Mike Blackman: la fiera è cresciuta in modo esponenziale, di circa 25 volte sin dall’inizio nel 2004 a Ginevra. C’è stato un incremento in termini di partecipazione delle aziende fino a diventare la più grande fiera al mondo dedicata all’integrazione di sistemi AV. Un successo per il quale dobbiamo ringraziare soprattutto la città di Amsterdam. Barcellona è lo step successivo che ci permetterà un’ulteriore crescita, con un riscontro positivo da parte degli espositori.

IM: l’Opening Address di Duncan è stato davvero stimolante! Un entusiasmo che si è diffuso tra i vari padiglioni, nonostante le tempeste Ciara e il Coronavirus?

MB: assolutamente si, ed organizzeremo molti più eventi come quello di Duncan. Penso che il messaggio sia stato molto positivo e che abbia avuto effetto sperato, nonostante il virus e la tempesta che si è abbattuta cancellando voli e provocando innumerevoli disagi.

Mike Blackman durante l’Opening Address

IM: puoi fare una valutazione di come ISE sia stato un esempio per gli installatori?

MB: le associazioni AVIXA e CEDIA sono fondamentali per quanto riguarda la formazione, l’aggregazione e il training, anche nei confronti delle aziende. Servono dei “campioni” per fare in modo che quello che facciamo sia importante, ed entrambe le associazioni stanno contribuendo a formare professionisti qualificati non solo durante ISE.

IM: puoi darci qualche anticipazione sul prossimo appuntamento di Barcellona? 

MB: ci aspettiamo una crescita, abbiamo già visto che solamente immaginare cosa troveremo a Barcellona ci riempie di entusiasmo positivo. In molti all’interno dello staff ripetono da un anno “Yeee, andiamo a Barcellona!”, facendoci capire che è stata la scelta giusta da fare. E’ sempre molto difficile affrontare il nuovo, e quello che succederà a Barcellona sarà quello che è successo in passato arrivando qui ad Amsterdam. Facendo tesoro delle esperienze passate, nell’ultimo mese e nell’ultimo anno, abbiamo mostrato alle varie aziende quella che sarà la nostra futura sede di Barcellona, dandogli un’idea di come funzionerà e come lavoreremo.

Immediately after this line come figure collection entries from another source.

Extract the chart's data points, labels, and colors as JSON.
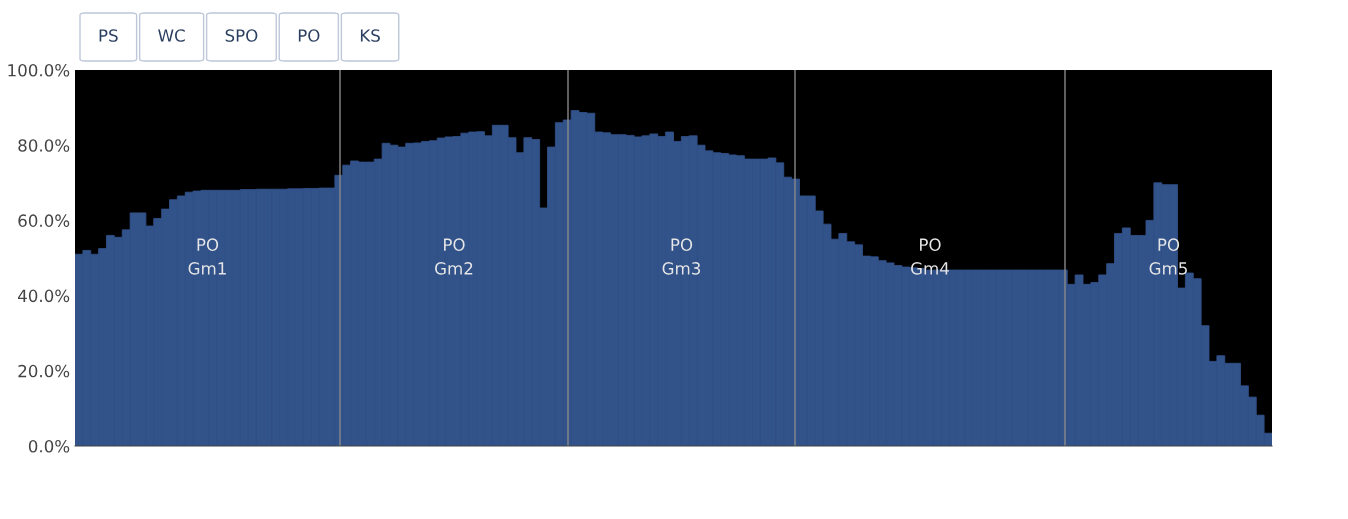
{
  "chart_data": {
    "type": "bar",
    "categories": [
      null,
      null,
      null,
      null,
      null,
      null,
      null,
      null,
      null,
      null,
      null,
      null,
      null,
      null,
      null,
      null,
      null,
      null,
      null,
      null,
      null,
      null,
      null,
      null,
      null,
      null,
      null,
      null,
      null,
      null,
      null,
      null,
      null,
      null,
      null,
      null,
      null,
      null,
      null,
      null,
      null,
      null,
      null,
      null,
      null,
      null,
      null,
      null,
      null,
      null,
      null,
      null,
      null,
      null,
      null,
      null,
      null,
      null,
      null,
      null,
      null,
      null,
      null,
      null,
      null,
      null,
      null,
      null,
      null,
      null,
      null,
      null,
      null,
      null,
      null,
      null,
      null,
      null,
      null,
      null,
      null,
      null,
      null,
      null,
      null,
      null,
      null,
      null,
      null,
      null,
      null,
      null,
      null,
      null,
      null,
      null,
      null,
      null,
      null,
      null,
      null,
      null,
      null,
      null,
      null,
      null,
      null,
      null,
      null,
      null,
      null,
      null,
      null,
      null,
      null,
      null,
      null,
      null,
      null,
      null,
      null,
      null,
      null,
      null,
      null,
      null,
      null,
      null,
      null,
      null,
      null,
      null,
      null,
      null,
      null,
      null,
      null,
      null,
      null,
      null,
      null,
      null,
      null,
      null,
      null,
      null,
      null,
      null,
      null,
      null,
      null,
      null
    ],
    "series": [
      {
        "color": "#32528a",
        "values": [
          51,
          52,
          51,
          52.5,
          56,
          55.5,
          57.5,
          62,
          62,
          58.5,
          60.5,
          63,
          65.5,
          66.5,
          67.5,
          67.8,
          68,
          68,
          68,
          68,
          68,
          68.2,
          68.2,
          68.3,
          68.3,
          68.3,
          68.3,
          68.4,
          68.4,
          68.5,
          68.5,
          68.6,
          68.6,
          72,
          74.7,
          75.8,
          75.5,
          75.5,
          76.3,
          80.5,
          80,
          79.5,
          80.5,
          80.6,
          81,
          81.2,
          81.9,
          82.2,
          82.3,
          83.2,
          83.5,
          83.6,
          82.5,
          85.3,
          85.3,
          82,
          78,
          82,
          81.5,
          63.3,
          79.5,
          86,
          86.7,
          89.2,
          88.7,
          88.5,
          83.5,
          83.3,
          82.8,
          82.8,
          82.6,
          82.2,
          82.5,
          83,
          82.3,
          83.5,
          81,
          82.3,
          82.5,
          80,
          78.5,
          78,
          77.8,
          77.4,
          77.2,
          76.3,
          76.3,
          76.3,
          76.6,
          75.3,
          71.5,
          71,
          66.5,
          66.5,
          62.5,
          59,
          55,
          56.5,
          54.3,
          53.5,
          50.5,
          50.3,
          49.3,
          48.7,
          48,
          47.6,
          47.4,
          47.2,
          46.8,
          46.8,
          46.8,
          46.8,
          46.8,
          46.8,
          46.8,
          46.8,
          46.8,
          46.8,
          46.8,
          46.8,
          46.8,
          46.8,
          46.8,
          46.8,
          46.8,
          46.8,
          43,
          45.5,
          43,
          43.5,
          45.5,
          48.5,
          56.5,
          58,
          56,
          56,
          60,
          70,
          69.5,
          69.5,
          42,
          46,
          44.5,
          32,
          22.5,
          24,
          22,
          22,
          16,
          13,
          8.2,
          3.4
        ]
      }
    ],
    "ylim": [
      0,
      100
    ],
    "yticks": [
      {
        "value": 0,
        "label": "0.0%"
      },
      {
        "value": 20,
        "label": "20.0%"
      },
      {
        "value": 40,
        "label": "40.0%"
      },
      {
        "value": 60,
        "label": "60.0%"
      },
      {
        "value": 80,
        "label": "80.0%"
      },
      {
        "value": 100,
        "label": "100.0%"
      }
    ],
    "annotations": [
      "PO\nGm1",
      "PO\nGm2",
      "PO\nGm3",
      "PO\nGm4",
      "PO\nGm5",
      "PS",
      "WC",
      "SPO",
      "PO",
      "KS"
    ],
    "grid": false,
    "tick_labels": "y"
  }
}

IM: rimpiangeremo Amsterdam?

MB: credo di no, il nostro obiettivo è quello di fare sempre meglio e quindi di realizzare ogni anno la miglior fiera possibile, a prescindere da dove siamo.

Duncan Wardle durante l’Opening Address

Prima di concludere questo articolo sull’esperienza di IntegrationMag ad ISE 2020, parliamo ancora di numeri, questa volta i nostri!

Durante la settimana ad Amsterdam abbiamo prodotto 80 live news direttamente dalla fiera e 7 articoli pre-fiera a partire dallo scorso mese di dicembre, che sicuramente hanno invogliato visitatori ed aziende a partecipare a questa edizione.

All’interno dei vari post sono presenti caratteristiche e anticipazioni di circa 170 nuovi prodotti appartenenti ai settori Audio Pro, Video Pro, Lighting Pro, Digital Signage, Sicurezza, Collaboration System e molto altro. Uno speciale che ci auguriamo serva ad orientarvi meglio in questo mondo sempre più ampio, sempre più integrato e sempre più professionale.

Grazie Amsterdam, a presto Barcellona!